I think we are agreeing here, just with different phrases. We don't have to be slaves to our natural predelictions, I agree - but it can be very hard in the corporate work environment to "plead your case" so to speak, when the operation in question has ceased to be categorically considered risky or dangerous - regardless of whether or not that opinion has merit. Take for example Columbia: engineers noticed the impact on the WLE during routine reviews of liftoff imagery and communicated concerns to management. Management had long since decided that foam impacts were not hazardous. But there was no data to support this mindset; in fact, there was considerable evidence that foam strikes could cause significant damage. The engineers that dealt with those areas had taken such impacts as routine and "swept them under the rug" - indeed, they were some of the primary opponenents of any investigation into the impact (to be fair - management decided from the get-go that any concern was politically unacceptable, further requests for imagery were denied). When your ego becomes attached to a certain mindset, even one founded upon apathetic complacency (or worse, intentional ignorance) you defend unsubstantiated viewpoints. You take for granted how lucky you've been. I can see this in the BP disaster. So far, replacement of drilling mud with seawater had not been an issue. Up to this point, the cement casing has always maintained integrity. Up to this point, we could rely on the BOPs if any of the other operations were poorly performed... It happens. It shouldn't have to happen, but it does. Is it inevitable? I don't think so - but I think it demands constant vigilence, and fresh attitudes. The "old guard" types are particularly prone to these lapses in judgement. I'd argue too, that it requires failures to drive the point home. Having worked with Dow a few times, for example, they still remember Bhopal and the demise of Union Carbide. It's permanently etched into how they handle process design.
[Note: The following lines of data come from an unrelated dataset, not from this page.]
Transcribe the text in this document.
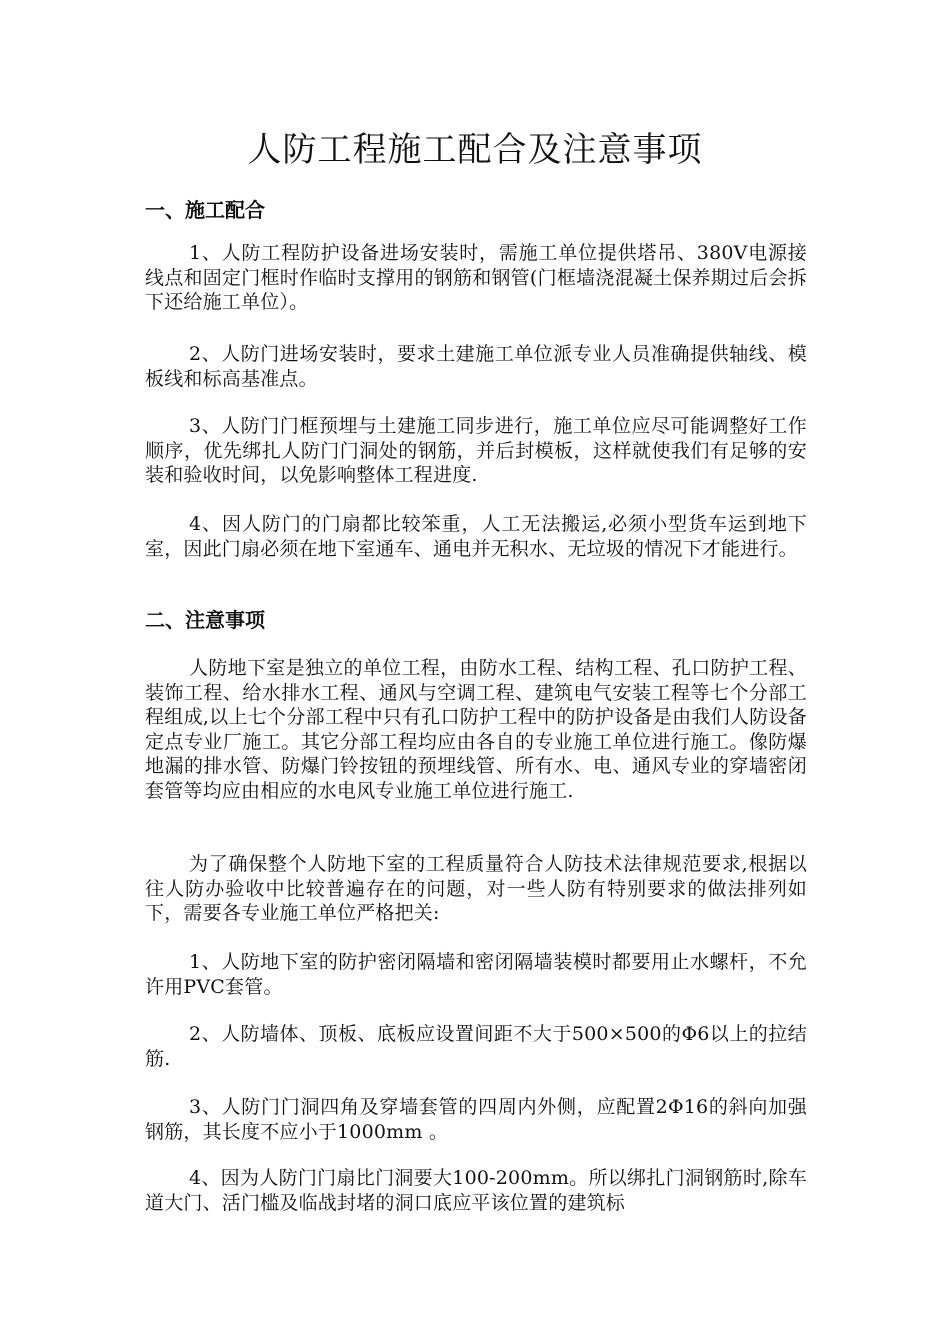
人防工程施工配合及注意事项
一、施工配合

1、人防工程防护设备进场安装时，需施工单位提供塔吊、380V电源接线点和固定门框时作临时支撑用的钢筋和钢管(门框墙浇混凝土保养期过后会拆下还给施工单位）。

2、人防门进场安装时，要求土建施工单位派专业人员准确提供轴线、模板线和标高基准点。

3、人防门门框预埋与土建施工同步进行，施工单位应尽可能调整好工作顺序，优先绑扎人防门门洞处的钢筋，并后封模板，这样就使我们有足够的安装和验收时间，以免影响整体工程进度.

4、因人防门的门扇都比较笨重，人工无法搬运,必须小型货车运到地下室，因此门扇必须在地下室通车、通电并无积水、无垃圾的情况下才能进行。

二、注意事项

人防地下室是独立的单位工程，由防水工程、结构工程、孔口防护工程、装饰工程、给水排水工程、通风与空调工程、建筑电气安装工程等七个分部工程组成,以上七个分部工程中只有孔口防护工程中的防护设备是由我们人防设备定点专业厂施工。其它分部工程均应由各自的专业施工单位进行施工。像防爆地漏的排水管、防爆门铃按钮的预埋线管、所有水、电、通风专业的穿墙密闭套管等均应由相应的水电风专业施工单位进行施工.

为了确保整个人防地下室的工程质量符合人防技术法律规范要求,根据以往人防办验收中比较普遍存在的问题，对一些人防有特别要求的做法排列如下，需要各专业施工单位严格把关:

1、人防地下室的防护密闭隔墙和密闭隔墙装模时都要用止水螺杆，不允许用PVC套管。

2、人防墙体、顶板、底板应设置间距不大于500×500的Φ6以上的拉结筋.

3、人防门门洞四角及穿墙套管的四周内外侧，应配置2Φ16的斜向加强钢筋，其长度不应小于1000mm 。

4、因为人防门门扇比门洞要大100-200mm。所以绑扎门洞钢筋时,除车道大门、活门槛及临战封堵的洞口底应平该位置的建筑标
The more and more the oil flows, the more sick to my stomach I get...definitely a huge travesty to our environment and to people's livelyhood..They have BP gas stations here, and I never thought of boycotting but people around here are...to me, buying BP is my small contribution to them continuing to fight the oil spill...crazy times...
http://www.cnn.com/2010/US/06/02/gulf.oil.spill/index.html?hpt=T2 Explains the next step in the attempt to cap the well.
Let's be clear... there is no chance they cap it until the relief wells get drilled. What we're talking about now is an attempt at capturing some (most of?) the oil.
The good thing is you can just grill em on the barbecue without even having to worry about any charcoal or lighter fluid
They had a 5 billion profit last quarter and their warchest is in the tens of millions. Your patronage isn't necessary.
Is it too big to fail? As the tort claims and fines can be in the trillions. There is certainly the risk of bankruptcy.